Among living pianists there are many who inspire Charlene. She loves the ‘exhilaration’ of Martha Argerich, her stature as a soloist, her great love of chamber music, her generosity in looking for new talent and in sharing music with other artists and with the public.  Still, she says she would give anything to travel in time and listen to the great pianists of the past: Chopin and Liszt, Thalberg, Alkan, Clara Schumann and Felix Mendelssohn.

She draws a neat distinction between a technically good musician and a brilliant one. “Great musicians know how to bring us closer to composers not generally considered to be sublime. On the other hand, there may be interpreters who succeed in making the greatest, most ingenious and interesting compositions unattainable, indigestible and distant”. The role of the performer, she insists, is in fact fundamental. It is better to listen to a composer who is perceived as “less great”, but is well played, than a much admired one, interpreted in a sloppy or inappropriate way.

The life of a musician is made up of many sacrifices

I ask her how it felt getting the Award for Best International Achievement this year, and she becomes emotional, saying that it made her finally feel appreciated in her own country.   Charlene continued to perform at concerts until she was about six months pregnant with five-month-old Antonio. “A few hours before my son was born, I was practicing intently on my piano at home. Needless to say, my son prefers the sound of the piano to that of any other musical instrument!” 

She feels strongly that music is fundamental for education.  But, teaching does not only involve passing on a tradition, it also involves “developing it through research, to make the heritage handed down available to new generations”.

Charlene is a committed member of the highly prestigious Euro Mediterranean Music Academy, (EMMA), a network of music institutions, universities and philanthropic foundations brought together in the shared interest of music and the promotion of peace in the Mediterranean and Middle East regions, bringing music to deprived areas.

Charlene’s CD Mediterranean, featuring the first Piano Concerto by Maltese national composer Charles Camilleri and recorded for Naxos, was launched as part of the celebrations associated with Valletta being the capital of European Culture in 2018 and has received rave reviews internationally.

Charlene’s grandfather played the piano alongside the late composer Charles Camilleri in the former’s Ħamrun home.  With her late father’s encouragement, Charlene got in touch with Charles: “It was a relief to find someone so passionate about everything Maltese, as I am myself, and who’d gone down such an impressive road”. They first met in 2000, right after her first performance as a soloist with the Malta National Orchestra and she loved his sense of humour, especially about music.

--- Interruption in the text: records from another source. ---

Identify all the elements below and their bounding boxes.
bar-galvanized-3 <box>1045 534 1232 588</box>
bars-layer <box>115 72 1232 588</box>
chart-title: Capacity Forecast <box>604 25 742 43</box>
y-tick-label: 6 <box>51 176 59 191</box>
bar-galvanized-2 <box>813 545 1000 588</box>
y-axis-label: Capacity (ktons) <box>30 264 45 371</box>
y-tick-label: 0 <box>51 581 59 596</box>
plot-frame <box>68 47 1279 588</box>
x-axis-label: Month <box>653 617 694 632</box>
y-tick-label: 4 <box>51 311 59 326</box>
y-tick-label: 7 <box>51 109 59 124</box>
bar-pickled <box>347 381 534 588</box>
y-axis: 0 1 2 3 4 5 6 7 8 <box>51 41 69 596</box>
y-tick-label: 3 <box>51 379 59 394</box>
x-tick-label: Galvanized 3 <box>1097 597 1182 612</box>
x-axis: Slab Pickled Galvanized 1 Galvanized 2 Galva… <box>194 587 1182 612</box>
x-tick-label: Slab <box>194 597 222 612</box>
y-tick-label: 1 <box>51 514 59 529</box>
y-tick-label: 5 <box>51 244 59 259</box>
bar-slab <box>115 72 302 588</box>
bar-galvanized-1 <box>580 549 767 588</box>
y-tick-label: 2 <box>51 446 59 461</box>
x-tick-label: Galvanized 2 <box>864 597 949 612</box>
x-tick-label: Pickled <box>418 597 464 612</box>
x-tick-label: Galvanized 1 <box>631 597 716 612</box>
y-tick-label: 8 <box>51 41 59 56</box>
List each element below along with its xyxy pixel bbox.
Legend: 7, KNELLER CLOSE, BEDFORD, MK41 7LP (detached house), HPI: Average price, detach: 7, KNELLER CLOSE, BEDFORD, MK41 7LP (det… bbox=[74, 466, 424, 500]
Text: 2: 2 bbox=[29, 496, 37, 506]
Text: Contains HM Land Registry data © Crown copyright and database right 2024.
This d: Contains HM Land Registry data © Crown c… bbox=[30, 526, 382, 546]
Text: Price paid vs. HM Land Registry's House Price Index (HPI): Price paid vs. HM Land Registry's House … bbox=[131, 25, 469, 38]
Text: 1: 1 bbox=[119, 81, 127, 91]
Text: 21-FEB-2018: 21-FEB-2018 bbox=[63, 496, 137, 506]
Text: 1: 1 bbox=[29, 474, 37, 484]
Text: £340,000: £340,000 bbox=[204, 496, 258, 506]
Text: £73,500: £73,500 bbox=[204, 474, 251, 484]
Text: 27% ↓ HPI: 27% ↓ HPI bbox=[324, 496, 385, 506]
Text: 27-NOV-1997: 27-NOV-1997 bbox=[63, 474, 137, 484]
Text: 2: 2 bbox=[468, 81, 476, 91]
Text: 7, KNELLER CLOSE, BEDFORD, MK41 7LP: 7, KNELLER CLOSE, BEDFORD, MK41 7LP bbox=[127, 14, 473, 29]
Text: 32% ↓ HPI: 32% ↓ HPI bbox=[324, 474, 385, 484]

Charlene lives with her young family in Croatia, her husband Franko Bozac’s home country, and where she has been awarded a full-time post as piano professor at the Academy of Music in Pula. Future engagements include a recording of a newly-composed concerto for Parma recording company, as well as a number of concerts, most importantly, one with renowned violinist Anton Sorokow,  leader of the Vienna Symphony Orchestra with whom Charlene will be sharing the stage in the Czech Republic in June.

Charlene dreams of playing one day with her childhood idol, Martha Argerich.  “I would touch the sky with my finger if I were to be directed by the late Claudio Abbado or by the young but very intense Gustavo Dudamel. I would like to do a Lieder concert with Waltraud Meier or with Jonas Kaufmann, but what pianist wouldn’t want that?”